- Born: 1960
- Awards: Scandinavian University Press Academic Journal Prize; ERC Advanced Grant
- Scientific career
- Fields: Human geography, development studies
- Institutions: Norwegian University of Life Sciences

= Tor A. Benjaminsen =

Professor in development studies

Tor A. Benjaminsen (born 1960) is a Norwegian human geographer. He is a professor of international environmental and development studies at the Norwegian University of Life Sciences.

==Career==
He earned his cand.scient. degree in resource geography and landscape ecology at the University of Oslo in 1988 and his Ph.D. in geography and development studies at Roskilde University in 1998.

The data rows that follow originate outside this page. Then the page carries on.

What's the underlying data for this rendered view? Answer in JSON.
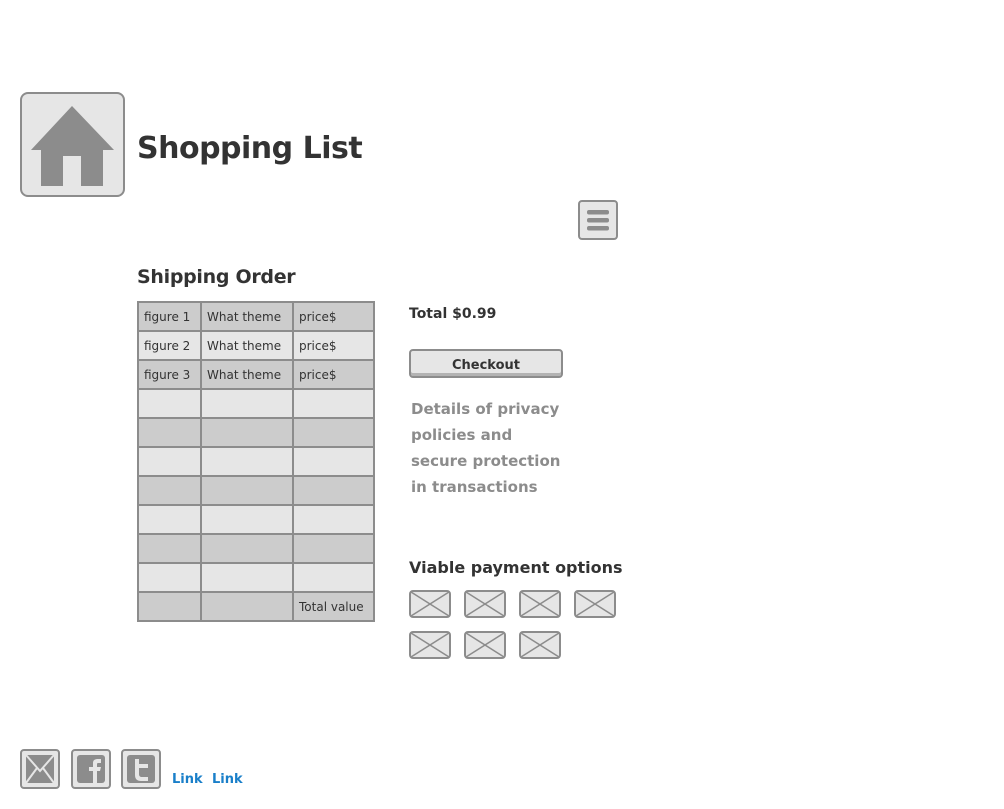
{
  "header": {
    "home_icon": "home-icon",
    "title": "Shopping List",
    "menu_icon": "hamburger-menu-icon"
  },
  "order": {
    "title": "Shipping Order",
    "rows": [
      [
        "figure 1",
        "What theme",
        "price$"
      ],
      [
        "figure 2",
        "What theme",
        "price$"
      ],
      [
        "figure 3",
        "What theme",
        "price$"
      ],
      [
        "",
        "",
        ""
      ],
      [
        "",
        "",
        ""
      ],
      [
        "",
        "",
        ""
      ],
      [
        "",
        "",
        ""
      ],
      [
        "",
        "",
        ""
      ],
      [
        "",
        "",
        ""
      ],
      [
        "",
        "",
        ""
      ],
      [
        "",
        "",
        "Total value"
      ]
    ]
  },
  "summary": {
    "total": "Total $0.99",
    "checkout_label": "Checkout",
    "privacy_text": "Details of privacy policies and secure protection in transactions"
  },
  "payment": {
    "title": "Viable payment options",
    "options": [
      "image-placeholder-icon",
      "image-placeholder-icon",
      "image-placeholder-icon",
      "image-placeholder-icon",
      "image-placeholder-icon",
      "image-placeholder-icon",
      "image-placeholder-icon"
    ]
  },
  "footer": {
    "icons": [
      "mail-icon",
      "facebook-icon",
      "twitter-icon"
    ],
    "links": [
      "Link",
      "Link"
    ]
  },
  "colors": {
    "border": "#8c8c8c",
    "fill_light": "#e6e6e6",
    "fill_dark": "#cccccc",
    "link": "#1a7fc9"
  }
}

He is known for his research on environmental change, environmental policy, land rights and the management of natural resources, especially in Africa. He researches material and discursive aspects of land-use conflicts and environmental change, including the ‘desertification’ of the West African Sahel, violent conflicts and climate change.

According to Google Scholar he has been cited around 8,000 times in academic literature and has an h-index of 42.

He received the Article of the Year – Scandinavian University Press Academic Journal Prize in 2009.

In 2022 he received a European Research Council Advanced Grant for a project that seeks to determine the causes of violent conflict and migration in the Sahel.